In the February STEO, we forecast that U.S. natural gas generation will increase by 1.7% between 2025 and 2027, or 29 billion kilowatthours (BkWh). Under the higher electricity demand scenario, the two-year increase would rise to 7.3% (123 BkWh). Natural gas generation between 2025 and 2027 increases the most in ERCOT, rising by 105 BkWh in the high demand growth scenario compared with 68 BkWh in the February STEO.
We forecast that U.S. coal generation will decrease by 9.3% between 2025 and 2027 (68 BkWh) in our February STEO. In the high demand growth scenario, coal generation nationwide decreases by 5.0% (37 BkWh) over the next two years. In the Mid-Atlantic (PJM), Midwest (MISO), and Southeast (SERC) regions, coal accounts for more than half the additional increase in electricity generation in the high demand growth scenario because coal-fired plants have existing spare capacity.

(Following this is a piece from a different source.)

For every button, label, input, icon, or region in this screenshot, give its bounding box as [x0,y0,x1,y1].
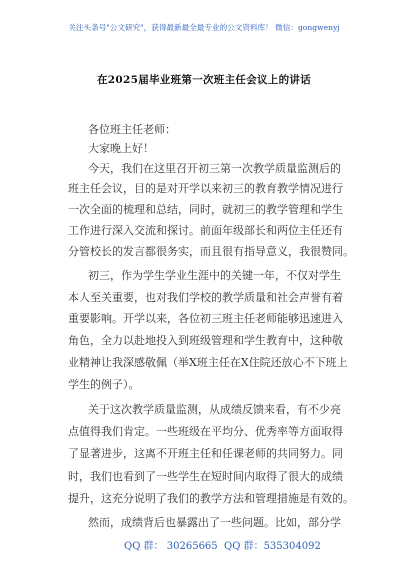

Effect of higher load on wholesale electricity prices
Our assumption of higher electricity demand than we forecast in the February STEO would result in higher forecast average wholesale electricity prices. The effect would be relatively minor in 2026 given the ramp up time of the increasing load in the high demand scenario, but the effect is more evident in 2027, as higher demand in this scenario increases the utilization of existing generating capacity. The effect of higher demand would be most pronounced in Texas (ERCOT) where the 2027 wholesale price would be $37 per megawatthour (MWh) higher than forecast in the February STEO. Excluding ERCOT, the average 2027 wholesale price across the other major hubs covered in the STEO would be $2.10/MWh higher in the high demand growth scenario compared with the February STEO forecast average of $48/MWh.
The increase in wholesale prices in the high demand growth scenario relative to the February STEO was most evident in ERCOT, where the 2027 price averaged $37/MWh (79%) higher than the February STEO forecast price. Modeled ERCOT hourly prices in the high demand growth scenario were particularly high during the late summer months when wind generation typically reaches a seasonal low. At the same time, electricity demand tends to reach its seasonal peak. When this occurs, ERCOT needs to rely on the most expensive generators to fulfill demand.
ERCOT’s grid is isolated and has limited connections to the main Eastern and Western grids. This inability to draw from electricity supply in neighboring regions makes the price response to higher demand more acute.
For the Mid-Atlantic (PJM), the second-largest load growth region in our high electricity demand growth scenario, the annual average price increase is more limited than in ERCOT because PJM is interconnected with other regions in the eastern United States and has access to more coal and natural gas generating capacity. We estimate that the modeled PJM wholesale price in 2027 in the high demand growth scenario would be $2.60/MWh (4%) higher than the forecast February STEO price.
In regions that historically have had higher electricity prices, like New England and New York ISO, we expect an additional $3.00/MWh (5%) average wholesale electricity price increase in the high demand growth scenario compared with the February STEO.
For California and the Southwest region, we project an additional $1.30/MWh (4%) increase in annual average electricity price compared with the February STEO forecast. We expect natural gas to support the additional load growth while renewable power capacity and generation remain unchanged.